On the other hand, N4 glucan biosynthesis and N4 phage infectivity are on the transcriptional and post‐translational level affected by multiple diguanylate cyclases and phosphodiesterases (Mutalik et al., 2020; Sellner et al., 2021). For example, the HTH‐EAL phosphodiesterase PdeL requires its catalytic activity to downregulate cyclic di‐GMP and its helix‐turn‐helix domain to repress transcription of the operon for the enterobacterial common antigen containing the substrate providing wecB gene (Sellner et al., 2021). Cumulatively, these results show that phage infectivity is highly dependent on environmental conditions and the growth stage of the microorganism.
With respect to applicability, the lytic phage S6 on its own does not display features that allow its control as a biocontrol agent for E. amylovora neither in vitro nor in planta as it does not eradicate the bacterial population but promotes coexistence with a low‐density cellulose deficient bacterial population.
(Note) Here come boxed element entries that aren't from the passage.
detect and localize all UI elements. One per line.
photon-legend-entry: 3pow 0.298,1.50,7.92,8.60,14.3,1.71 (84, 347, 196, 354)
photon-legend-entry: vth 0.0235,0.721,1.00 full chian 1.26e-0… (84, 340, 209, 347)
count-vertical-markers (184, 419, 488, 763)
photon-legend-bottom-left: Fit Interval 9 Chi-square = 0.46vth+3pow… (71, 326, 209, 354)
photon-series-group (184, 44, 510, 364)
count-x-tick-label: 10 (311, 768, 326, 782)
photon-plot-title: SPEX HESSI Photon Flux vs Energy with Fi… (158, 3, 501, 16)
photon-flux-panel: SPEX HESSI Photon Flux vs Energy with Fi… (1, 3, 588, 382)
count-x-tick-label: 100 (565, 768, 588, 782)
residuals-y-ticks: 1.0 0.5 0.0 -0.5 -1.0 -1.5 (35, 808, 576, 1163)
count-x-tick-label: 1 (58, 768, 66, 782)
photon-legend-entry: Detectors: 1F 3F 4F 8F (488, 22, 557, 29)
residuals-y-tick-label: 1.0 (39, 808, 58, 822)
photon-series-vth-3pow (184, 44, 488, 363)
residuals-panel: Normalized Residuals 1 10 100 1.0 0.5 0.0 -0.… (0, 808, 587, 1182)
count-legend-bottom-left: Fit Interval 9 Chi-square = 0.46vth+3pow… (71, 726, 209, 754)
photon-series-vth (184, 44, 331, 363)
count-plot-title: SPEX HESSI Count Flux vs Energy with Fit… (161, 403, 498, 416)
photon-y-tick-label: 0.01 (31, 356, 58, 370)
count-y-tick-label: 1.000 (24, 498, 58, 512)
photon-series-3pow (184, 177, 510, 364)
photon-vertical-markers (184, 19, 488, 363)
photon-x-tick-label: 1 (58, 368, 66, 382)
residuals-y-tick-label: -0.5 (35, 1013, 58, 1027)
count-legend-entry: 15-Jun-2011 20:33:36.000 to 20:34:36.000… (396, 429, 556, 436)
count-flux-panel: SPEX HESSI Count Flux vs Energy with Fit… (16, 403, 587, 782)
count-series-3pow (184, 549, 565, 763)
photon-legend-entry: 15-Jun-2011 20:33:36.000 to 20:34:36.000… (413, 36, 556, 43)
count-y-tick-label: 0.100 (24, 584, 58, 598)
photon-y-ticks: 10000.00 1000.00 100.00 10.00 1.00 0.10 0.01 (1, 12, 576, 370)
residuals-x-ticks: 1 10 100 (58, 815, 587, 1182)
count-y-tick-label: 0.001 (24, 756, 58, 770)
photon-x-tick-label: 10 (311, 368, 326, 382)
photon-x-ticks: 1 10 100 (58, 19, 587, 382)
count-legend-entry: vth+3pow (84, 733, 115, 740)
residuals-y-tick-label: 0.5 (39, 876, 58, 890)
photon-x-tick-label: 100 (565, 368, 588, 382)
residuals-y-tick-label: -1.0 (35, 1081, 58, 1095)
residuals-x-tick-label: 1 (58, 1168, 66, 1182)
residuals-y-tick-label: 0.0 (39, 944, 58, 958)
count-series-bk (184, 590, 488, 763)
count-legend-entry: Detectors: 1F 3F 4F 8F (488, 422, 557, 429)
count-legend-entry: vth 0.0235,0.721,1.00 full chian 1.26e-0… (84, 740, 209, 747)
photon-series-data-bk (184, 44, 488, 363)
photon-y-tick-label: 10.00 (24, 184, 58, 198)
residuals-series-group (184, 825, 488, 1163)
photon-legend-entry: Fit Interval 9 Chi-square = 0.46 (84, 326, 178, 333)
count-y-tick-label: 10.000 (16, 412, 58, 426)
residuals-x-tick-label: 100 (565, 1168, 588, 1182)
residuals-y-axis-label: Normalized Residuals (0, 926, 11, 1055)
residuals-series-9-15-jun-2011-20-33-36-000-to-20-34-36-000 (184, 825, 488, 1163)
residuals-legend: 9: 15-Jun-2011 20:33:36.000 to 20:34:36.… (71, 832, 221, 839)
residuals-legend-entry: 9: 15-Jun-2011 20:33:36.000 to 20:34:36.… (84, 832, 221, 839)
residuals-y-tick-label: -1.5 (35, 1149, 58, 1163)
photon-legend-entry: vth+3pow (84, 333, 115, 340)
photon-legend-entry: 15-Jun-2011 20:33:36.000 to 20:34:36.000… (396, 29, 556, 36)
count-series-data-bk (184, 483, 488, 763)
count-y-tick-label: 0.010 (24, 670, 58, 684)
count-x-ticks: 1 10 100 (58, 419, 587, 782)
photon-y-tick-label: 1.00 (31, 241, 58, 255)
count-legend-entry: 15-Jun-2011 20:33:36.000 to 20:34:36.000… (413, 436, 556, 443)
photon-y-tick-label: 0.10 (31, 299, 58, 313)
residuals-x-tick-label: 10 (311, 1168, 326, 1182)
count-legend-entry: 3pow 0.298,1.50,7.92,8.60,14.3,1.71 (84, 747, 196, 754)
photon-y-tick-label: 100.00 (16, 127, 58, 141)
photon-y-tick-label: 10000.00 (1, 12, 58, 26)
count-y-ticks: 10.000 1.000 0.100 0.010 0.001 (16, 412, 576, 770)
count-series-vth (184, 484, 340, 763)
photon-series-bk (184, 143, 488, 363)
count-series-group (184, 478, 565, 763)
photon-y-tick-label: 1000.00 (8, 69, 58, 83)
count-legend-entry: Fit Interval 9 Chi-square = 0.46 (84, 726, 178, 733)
As cellulose is synthesized at high cell density the phage keeps a low bacterial population that might nevertheless be susceptible to infectivity by alternative phages where cellulose production otherwise would be a barrier. It remains to be demonstrated whether a phage cocktail including the S6 phage will effectively eradicate the pathogen E. amylovora without targeting ecologically important cellulose producing plant symbionts.